Similarly, no higher or other duties shall be imposed in the United States, its territories or possessions, or in Finland, on the exportation of any article[s] to the other or to any territory or possession of the other, than are payable on the exportation of like articles to any foreign country;

Every concession with respect to any duty, charge or regulation affecting commerce now accorded or that may hereafter be accorded by the United States or by Finland, by law, proclamation, decree or commercial treaty or agreement, to any third country will become immediately applicable without request and without compensation to the commerce of Finland and of the United States and its territories and possessions, respectively:

Provided that this understanding does not relate to

(1)
The treatment which the United States accords or may hereafter accord to the commerce of Cuba or any of the territories or possessions of the United States or the Panama Canal Zone, or to the treatment which is or may hereafter be accorded to the commerce of the United States with any of its territories or possessions or to the commerce of its territories or possessions with one another.
(2)
The treatment which Finland may accord to the commerce of Esthonia.
(3)
Prohibitions or restrictions of a sanitary character or designed to protect human, animal or plant life or regulations for the enforcement of police or revenue laws.

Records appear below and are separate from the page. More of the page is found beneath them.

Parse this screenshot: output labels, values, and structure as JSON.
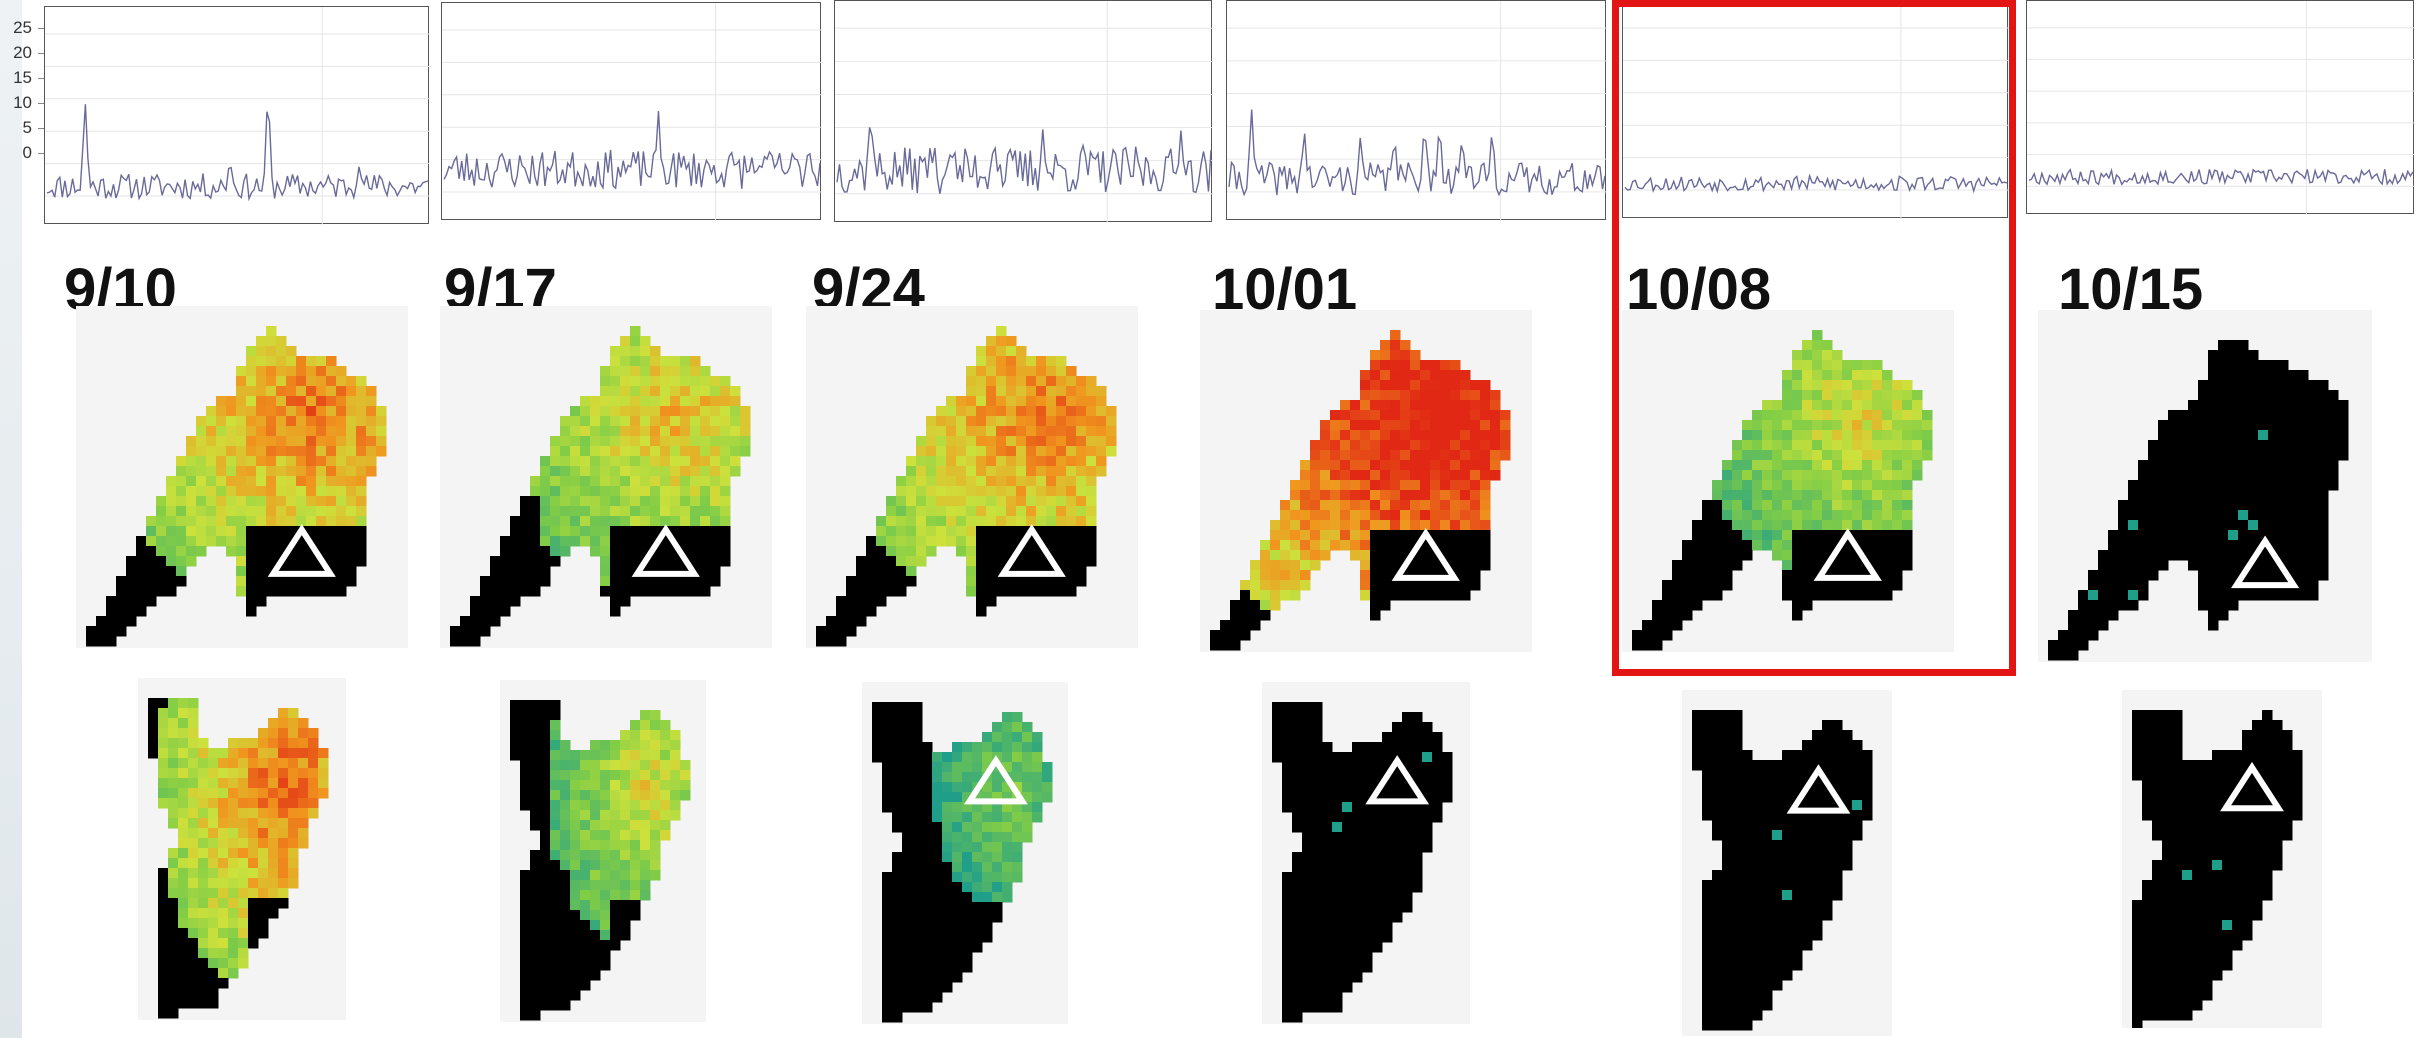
{
  "y_axis": {
    "ticks": [
      "25",
      "20",
      "15",
      "10",
      "5",
      "0"
    ]
  },
  "panels": [
    {
      "date": "9/10",
      "highlight": false,
      "intensity": 0.55,
      "inset_intensity": 0.6
    },
    {
      "date": "9/17",
      "highlight": false,
      "intensity": 0.4,
      "inset_intensity": 0.3
    },
    {
      "date": "9/24",
      "highlight": false,
      "intensity": 0.55,
      "inset_intensity": 0.05
    },
    {
      "date": "10/01",
      "highlight": false,
      "intensity": 0.85,
      "inset_intensity": 0.0
    },
    {
      "date": "10/08",
      "highlight": true,
      "intensity": 0.3,
      "inset_intensity": 0.0
    },
    {
      "date": "10/15",
      "highlight": false,
      "intensity": 0.02,
      "inset_intensity": 0.0
    }
  ],
  "colors": {
    "line": "#6a6a9a",
    "highlight": "#e31414",
    "land": "#000000",
    "scale_low": "#1f9e8a",
    "scale_mid": "#c9e04a",
    "scale_high": "#e52b14"
  },
  "chart_data": [
    {
      "type": "line",
      "ylim": [
        -2,
        27
      ],
      "peaks": [
        [
          0.1,
          15
        ],
        [
          0.58,
          17
        ],
        [
          0.48,
          6
        ],
        [
          0.82,
          5
        ]
      ],
      "base": 1.5,
      "noise": 2.0,
      "seed": 11
    },
    {
      "type": "line",
      "ylim": [
        -2,
        27
      ],
      "peaks": [
        [
          0.57,
          13
        ],
        [
          0.85,
          6
        ],
        [
          0.97,
          8
        ]
      ],
      "base": 3.5,
      "noise": 3.0,
      "seed": 23
    },
    {
      "type": "line",
      "ylim": [
        -2,
        27
      ],
      "peaks": [
        [
          0.09,
          13
        ],
        [
          0.25,
          8
        ],
        [
          0.3,
          7
        ],
        [
          0.42,
          9
        ],
        [
          0.55,
          10
        ],
        [
          0.66,
          9
        ],
        [
          0.8,
          8
        ],
        [
          0.92,
          10
        ]
      ],
      "base": 3.5,
      "noise": 3.5,
      "seed": 37
    },
    {
      "type": "line",
      "ylim": [
        -2,
        27
      ],
      "peaks": [
        [
          0.06,
          13
        ],
        [
          0.2,
          10
        ],
        [
          0.35,
          9
        ],
        [
          0.44,
          9
        ],
        [
          0.52,
          11
        ],
        [
          0.56,
          11
        ],
        [
          0.62,
          9
        ],
        [
          0.7,
          10
        ]
      ],
      "base": 2.0,
      "noise": 2.5,
      "seed": 41
    },
    {
      "type": "line",
      "ylim": [
        -2,
        27
      ],
      "peaks": [],
      "base": 1.0,
      "noise": 1.2,
      "seed": 53
    },
    {
      "type": "line",
      "ylim": [
        -2,
        27
      ],
      "peaks": [
        [
          0.2,
          1.5
        ]
      ],
      "base": 1.5,
      "noise": 1.2,
      "seed": 67
    }
  ]
}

The present arrangement shall become operative on the day of signature and, unless sooner terminated by mutual agreement, shall continue in force until thirty days after notice of its termination shall have been given by either party; but should either party be prevented by future action of its legislature from carrying out the terms of this arrangement, the obligations thereof shall thereupon lapse.

I shall be glad to have your confirmation of the accord thus reached.

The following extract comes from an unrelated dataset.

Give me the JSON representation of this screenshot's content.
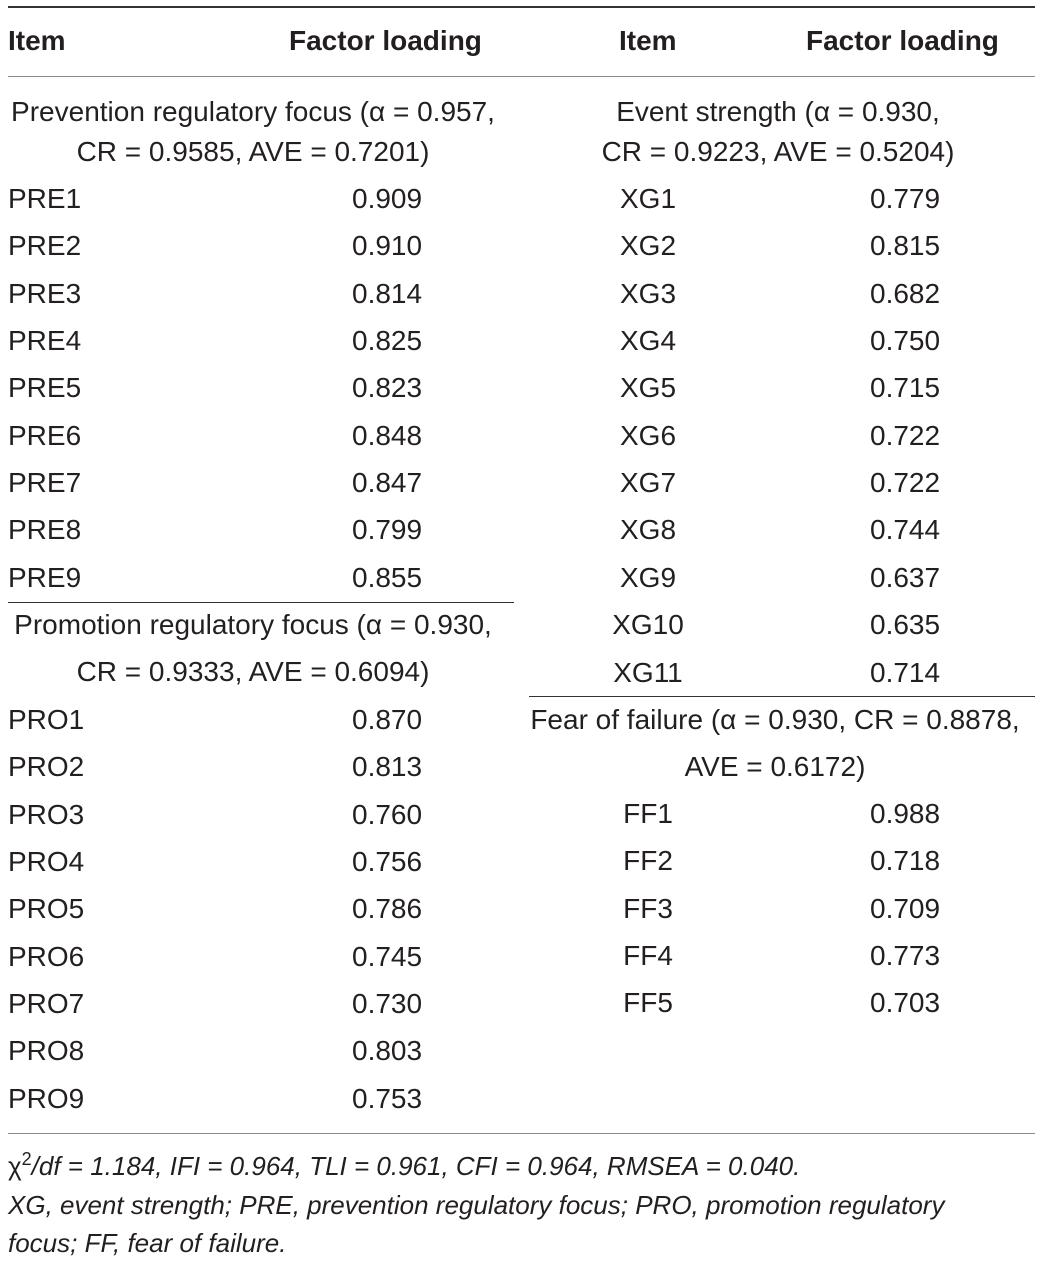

Accept, Sir, the renewed assurance of my high consideration.”

(2) For your information I informed the Minister confidentially that the Department was awaiting action by the Senate on German commercial treaty3 before proceeding with negotiation of other similar treaties. I then referred to complaints received from American exporters concerning Finnish discriminations against American commerce, also to the discriminatory port duties imposed on American [Page 88] ships by Finland, and stated that in view of the very favorable treatment granted by the United States to Finnish imports, which are largely admitted into the United States free of duty (as in the case of wood pulp, hides and skins) it was obviously unreasonable that Finland should discriminate against the United States. The Minister stated he believed his Government would welcome such an arrangement, but that it would have to be considered by a Committee in Helsingfors and that because that Committee was probably dispersed during the summer and because the Minister for Foreign Affairs was absent there might be some delay. He stated that he would urge early action but that he desired to study the note for two or three days before making detailed recommendations to his government.

(3) In handing the Minister draft note I stated that Department would cable the text to you to hand to the Finnish Government. Please hand a copy as soon as possible to the Minister for Foreign Affairs and endeavor to expedite favorable action so that Minister in Washington may be authorized to enter into the proposed exchange as soon as possible. Please telegraph important developments.

Grew
  1. Not printed. On July 19, 1923, the Secretary of State telegraphed to the Minister in Finland inquiring whether the Finnish Government would be disposed to enter into negotiations with the United States at an early date with a view to the conclusion of a general treaty of amity, commerce and consular rights. The Minister replied in his telegram No. 8, July 27, 1923, that the Foreign Office had expressed its readiness to open negotiations.
  2. Not printed. This instruction transmitted a draft treaty of friendship and commerce which had been submitted to the Finnish Government through its Legation in Washington. The draft was similar to that transmitted to the Ambassador in Spain, May 18, 1923, which is printed in Foreign Relations, 1923, vol. ii, p. 831.
  3. Signed Dec. 8, 1923; see ibid., p. 29.